Heinrich Wolff is a recipient of the 2007 Daimler Chrysler Award for Architecture and the 2005 Lubetkin Award. Ilze Wolff conducts research for cross-disciplinary projects including the book Unstitching Rex Trueform: The Story of an African Factory (2017) about a garment manufacturing industry in Cape Town as a source of multiple narratives, images and identity constructions. On a daily basis, Wolff Architects integrates its architectural practice with consultancy services, an art gallery located in the office, a publication, and site-specific artistic installations. The firm has designed many exhibitions, including “African Mobilities” in Munich, 2018, where a constellation of social spaces is used to polarise an exploration of urban visions concerning Africa.

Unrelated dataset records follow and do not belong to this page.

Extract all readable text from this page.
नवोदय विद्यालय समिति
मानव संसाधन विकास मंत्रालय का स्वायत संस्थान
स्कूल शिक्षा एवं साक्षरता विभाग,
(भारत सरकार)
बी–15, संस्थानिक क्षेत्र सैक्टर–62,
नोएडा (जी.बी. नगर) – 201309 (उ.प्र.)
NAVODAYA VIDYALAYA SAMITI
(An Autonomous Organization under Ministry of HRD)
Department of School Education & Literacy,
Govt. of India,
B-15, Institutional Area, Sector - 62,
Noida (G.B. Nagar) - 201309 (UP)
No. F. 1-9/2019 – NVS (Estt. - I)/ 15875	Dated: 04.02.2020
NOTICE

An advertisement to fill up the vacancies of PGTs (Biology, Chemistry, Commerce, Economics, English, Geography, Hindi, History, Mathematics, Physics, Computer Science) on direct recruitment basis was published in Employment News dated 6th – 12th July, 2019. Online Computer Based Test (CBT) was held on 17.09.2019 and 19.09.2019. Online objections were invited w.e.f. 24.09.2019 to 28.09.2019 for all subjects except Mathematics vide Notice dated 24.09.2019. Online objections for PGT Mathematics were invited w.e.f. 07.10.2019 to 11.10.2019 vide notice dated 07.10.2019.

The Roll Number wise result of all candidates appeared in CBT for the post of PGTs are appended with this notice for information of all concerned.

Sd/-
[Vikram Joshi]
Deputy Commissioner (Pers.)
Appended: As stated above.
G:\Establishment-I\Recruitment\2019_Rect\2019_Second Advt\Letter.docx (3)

Regarding architectural design, the firm often interprets a technical device to make a spatial and social device. One example is the canopy covering the court at the Cheré Botha School in Bellville, Cape Town (2019). An A-frame of timber forms a roofed outdoor space, communal between classrooms. Another example is the extension for the Vredenburg Hospital (2019) in Western Cape, South Africa, where a specially designed roof allows natural light to flood the corridors while also carrying the mechanical, electrical and plumbing lines, which marries the “super form” of the ceilings with the “sub form” of cellular rooms.